Unfortunately, the surf gods decided that I'd have to work a little harder for my waves. The surf was only fun for one morning session. I paddled out on my 9'0 stando and snagged anything I wanted since I was surfing all by myself. I only came in when I'd surfed close enough to camp to smell breakfast being made. It was a perfect morning.

Dakotah giving path goers a little advice on their travels.
Although the surfing was not so hot this time at Conejo, the camping, as usual at Conejo, is really good.  With four wheel drive, I can drive out onto the sand berm away from the cliffside surf/camp ghetto to where there's tons of firewood within easy reach and clean white sand. Watching surfers walk past our camp we noticed that the walk up to the point was a bit of a slow process. This was due to the broken oyster shells, sticks and sharp rocks that had to be navigated in bare feet to get to the paddle out point. Dakotah and I quickly decided to help out the surf community by building a clean sand footpath. We collected rocks, cleared a path and hand-sifted the sand to make sure anything sharp couldn't poke a barefoot. It took us a whole morning but we built a really nice little path, everybody was stoked on it and we had fun doing it. Each time somebody walked our path it made us happy to have made a great spot just a little bit better.

Monday, December 28, 2015

Sea of Cortez Campsite

Leaving Shell Beach we zoomed up the coast to Guerrero Negro, the border town between the Mexican state of Baja Norte and Baja Sur. We try to mix up our driving days alternating really long days with days that may only require three or four hours. Yesterday we were on the road for almost ten hours so today would be a shorter, "easy" day. Our goal was a small beach on the Sea of Cortez that has two things going for it: a couple of beautiful campsites and small restaurant/bar that sells good food and insanely potent margaritas (the bartender, Pepe is a margarita artist). Crossing the border between the two states, we paid the optional-but-not-really-optional twenty pesos to have the bottom of our car sprayed with "pesticide". Next stop would be a beach-side campsite. 

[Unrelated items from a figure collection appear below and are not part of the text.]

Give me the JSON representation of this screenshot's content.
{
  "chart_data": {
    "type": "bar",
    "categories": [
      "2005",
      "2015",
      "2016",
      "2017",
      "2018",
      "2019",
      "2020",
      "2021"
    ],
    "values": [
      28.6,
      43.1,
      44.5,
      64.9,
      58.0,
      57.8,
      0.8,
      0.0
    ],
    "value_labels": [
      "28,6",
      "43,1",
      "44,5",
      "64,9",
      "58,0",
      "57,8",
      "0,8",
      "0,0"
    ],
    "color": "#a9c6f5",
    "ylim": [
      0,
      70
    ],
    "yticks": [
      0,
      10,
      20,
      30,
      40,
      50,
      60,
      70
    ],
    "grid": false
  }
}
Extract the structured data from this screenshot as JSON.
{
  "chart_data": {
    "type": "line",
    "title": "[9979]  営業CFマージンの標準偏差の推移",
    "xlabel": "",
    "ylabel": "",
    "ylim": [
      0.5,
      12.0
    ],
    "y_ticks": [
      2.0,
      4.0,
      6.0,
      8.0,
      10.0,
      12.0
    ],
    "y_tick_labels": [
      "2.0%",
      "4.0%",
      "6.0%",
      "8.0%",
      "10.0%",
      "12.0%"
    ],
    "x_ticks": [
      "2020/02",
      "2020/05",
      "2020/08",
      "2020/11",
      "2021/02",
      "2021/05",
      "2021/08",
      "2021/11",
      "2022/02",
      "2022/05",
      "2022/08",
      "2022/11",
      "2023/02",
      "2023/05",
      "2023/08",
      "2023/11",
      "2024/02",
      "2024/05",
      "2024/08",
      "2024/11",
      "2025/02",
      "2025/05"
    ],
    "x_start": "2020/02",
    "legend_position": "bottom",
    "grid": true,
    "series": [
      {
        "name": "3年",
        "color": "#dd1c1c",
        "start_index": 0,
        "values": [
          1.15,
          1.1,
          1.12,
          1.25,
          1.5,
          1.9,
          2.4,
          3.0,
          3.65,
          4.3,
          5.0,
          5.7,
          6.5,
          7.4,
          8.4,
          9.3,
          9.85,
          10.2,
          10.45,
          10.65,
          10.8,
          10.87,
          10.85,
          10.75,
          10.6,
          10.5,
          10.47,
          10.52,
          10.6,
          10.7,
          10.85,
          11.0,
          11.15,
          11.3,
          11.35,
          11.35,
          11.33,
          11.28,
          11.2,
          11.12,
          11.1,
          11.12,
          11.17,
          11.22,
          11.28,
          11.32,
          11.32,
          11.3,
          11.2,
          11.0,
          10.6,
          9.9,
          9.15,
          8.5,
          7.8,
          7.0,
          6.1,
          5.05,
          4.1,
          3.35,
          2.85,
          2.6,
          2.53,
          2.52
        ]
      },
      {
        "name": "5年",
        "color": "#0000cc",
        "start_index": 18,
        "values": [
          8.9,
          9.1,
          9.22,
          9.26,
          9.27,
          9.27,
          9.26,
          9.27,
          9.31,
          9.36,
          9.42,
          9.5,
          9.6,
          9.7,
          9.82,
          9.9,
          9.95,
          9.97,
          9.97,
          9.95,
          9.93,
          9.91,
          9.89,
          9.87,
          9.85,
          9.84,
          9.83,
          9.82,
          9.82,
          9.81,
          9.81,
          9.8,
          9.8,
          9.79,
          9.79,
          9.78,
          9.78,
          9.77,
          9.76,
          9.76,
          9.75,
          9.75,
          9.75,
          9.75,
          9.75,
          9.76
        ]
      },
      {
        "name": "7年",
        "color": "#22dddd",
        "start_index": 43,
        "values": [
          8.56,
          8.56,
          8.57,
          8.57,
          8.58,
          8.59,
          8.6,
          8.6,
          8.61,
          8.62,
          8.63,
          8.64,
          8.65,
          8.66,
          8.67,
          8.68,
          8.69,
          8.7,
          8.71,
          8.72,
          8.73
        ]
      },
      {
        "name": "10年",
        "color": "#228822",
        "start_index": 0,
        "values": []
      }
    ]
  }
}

Art hour at our beach campsite. 
After a couple of margaritas and a papa rellena (stuffed potato) we hit the sack in the back of CON KSO. Late that night we heard a moto pull into the site next to us- it was our friend Matt who was riding down the peninsula solo on a DRZ400. Matt's what I call a Baja cowboy- he knows the nooks and crannies of the peninsula, speaks fluent Spanish and is just the kind of guy you want to travel with in Baja. I got up and welcomed him into camp- he was cold and tired having made up huge offroad miles to reach camp that night. I made sure he was set up and crawled back into my warm sleeping bag.

Matt's wheels.
The next morning we got to catch up and hear the tales of his offroad moto trip over a cup of hot, black coffee. The riding sounded really gnarly but I have to admit, it's something I'm going to have to do sometime myself. I told Matt about the natural hotsprings that I'd heard were just a couple coves away. I wanted to ride my moto over to them but two margaritas and the late hour of our arrival made it impossible. Matt said he'd go see what they were all about and report back to me about them. Saying our goodbyes, we hit the road leaving Matt to explore the hotsprings and making tentative plans to meet up at Punta Conejo, my favorite point in Baja for stand up paddle surfing.

And then there was surf! Words later, surf now.

The wind has been a little off. Blowing down the coast it's created fun waves for goofing around but nothing really to get too excited about. And then it switched offshore. Talk to you later... I'm out there!